The above graph was taken from the "Active OS X Builds for Open Source Projects" graph on our status page, showing a time window of the reduced capacity. The plateaus show capacity of 60, 20, and 60 from left to right.
We began receiving some isolated reports via email and chat at 22:33 UTC of OS X builds being stalled, or what appeared to be a stuck build queue. Our initial response was delayed by 40 minutes while a team member familiar with the OS X setup traveled back home to get online.
At 23:14 UTC we began investigating the reports, and found that the queue looked suspiciously like at least one of the worker processes had died:
Upon investigating the logs for the worker processes, it was not clear that one of the worker processes had died. In fact, all worker process were alive and we initially thought that jobs were being processed by all of them.
A few red herrings came up while investigating logs, and the investigation was hampered by the fact that we have two separate Librato and Papertrail accounts for our public and private repositories. Collapsing these accounts together is part of a long term plan to consolidate infrastructures.
After following a few such red herrings, we looked more closely at the worker logs and then noticed that there was one worker in particular that wasn't producing any log output. The most recent log message reported that the process was shutting down, although it had never exited and triggered a respawn.
The restart of the production worker that had gone into a zombie state (
travis-worker-org-prod-1) happened at 00:41 UTC. The total time of the reduced capacity was roughly 4 hours.
As currently written, the worker code deals with most process-wide failures by exiting so that the process supervisor (upstart in this case) respawns. The exact reason for why the process became a zombie is not yet known, so we have put alerts in place for when worker capacity drops below the expected threshold.
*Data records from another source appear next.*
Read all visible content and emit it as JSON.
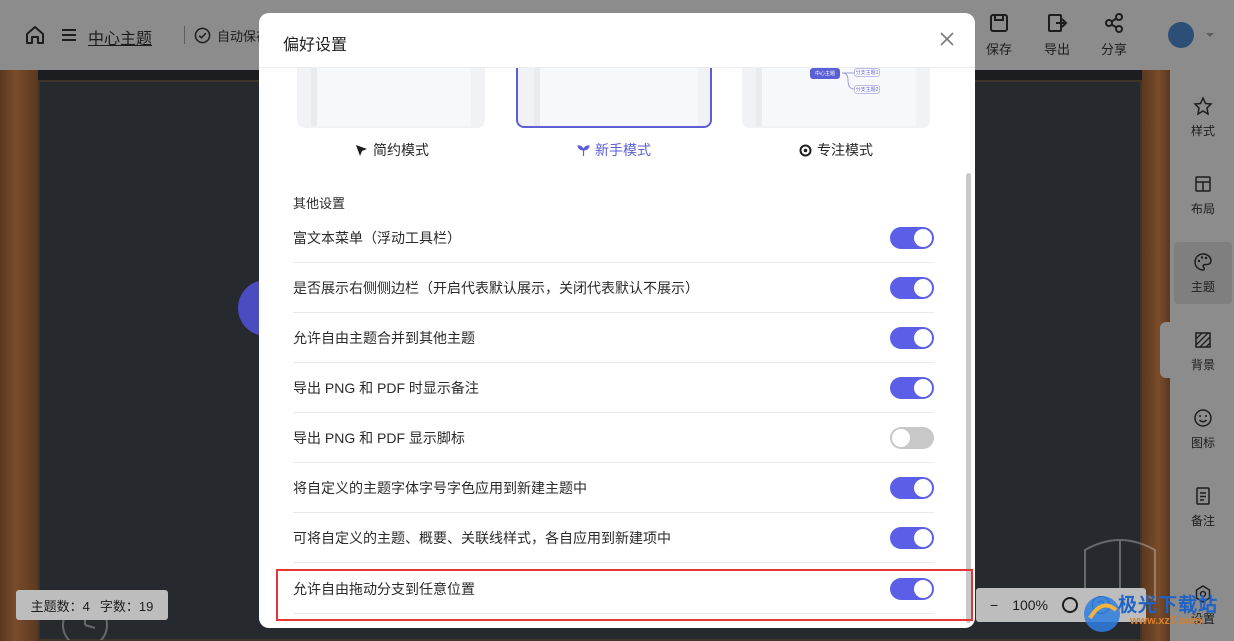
{
  "topbar": {
    "title": "中心主题",
    "autosave": "自动保存",
    "actions": [
      {
        "label": "保存",
        "icon": "floppy-icon"
      },
      {
        "label": "导出",
        "icon": "export-icon"
      },
      {
        "label": "分享",
        "icon": "share-icon"
      }
    ]
  },
  "statusbar": {
    "topics": "主题数：4",
    "words": "字数：19"
  },
  "zoom": {
    "minus": "−",
    "level": "100%",
    "help": "?"
  },
  "sidebar": {
    "items": [
      {
        "label": "样式",
        "icon": "style-icon"
      },
      {
        "label": "布局",
        "icon": "layout-icon"
      },
      {
        "label": "主题",
        "icon": "palette-icon",
        "active": true
      },
      {
        "label": "背景",
        "icon": "background-icon"
      },
      {
        "label": "图标",
        "icon": "emoji-icon"
      },
      {
        "label": "备注",
        "icon": "note-icon"
      },
      {
        "label": "设置",
        "icon": "settings-icon"
      }
    ]
  },
  "dialog": {
    "title": "偏好设置",
    "modes": [
      {
        "label": "简约模式",
        "icon": "pointer-icon",
        "active": false
      },
      {
        "label": "新手模式",
        "icon": "sprout-icon",
        "active": true
      },
      {
        "label": "专注模式",
        "icon": "focus-icon",
        "active": false
      }
    ],
    "preview_nodes": {
      "center": "中心主题",
      "branch1": "分支主题1",
      "branch2": "分支主题2"
    },
    "section_title": "其他设置",
    "settings": [
      {
        "label": "富文本菜单（浮动工具栏）",
        "enabled": true
      },
      {
        "label": "是否展示右侧侧边栏（开启代表默认展示，关闭代表默认不展示）",
        "enabled": true
      },
      {
        "label": "允许自由主题合并到其他主题",
        "enabled": true
      },
      {
        "label": "导出 PNG 和 PDF 时显示备注",
        "enabled": true
      },
      {
        "label": "导出 PNG 和 PDF 显示脚标",
        "enabled": false
      },
      {
        "label": "将自定义的主题字体字号字色应用到新建主题中",
        "enabled": true
      },
      {
        "label": "可将自定义的主题、概要、关联线样式，各自应用到新建项中",
        "enabled": true
      },
      {
        "label": "允许自由拖动分支到任意位置",
        "enabled": true
      }
    ]
  },
  "watermark": {
    "line1": "极光下载站",
    "line2": "www.xz7.com"
  },
  "colors": {
    "accent": "#5b5fe8",
    "highlight": "#e53535",
    "toggle_off": "#c8c8c8"
  }
}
We already have a plan in place to consolidate our Librato and Papertrail accounts to reduce confusion about which data we're viewing. It is a long process that has broad customer-facing impact, so we don't expect this to be solved for some months. In the meantime, we will be investigating ways to access our Librato graphs for both accounts through chat to help with initial incident investigation. We are also busy bringing more team members up to speed on the OS X setup in order to lower the bus factor.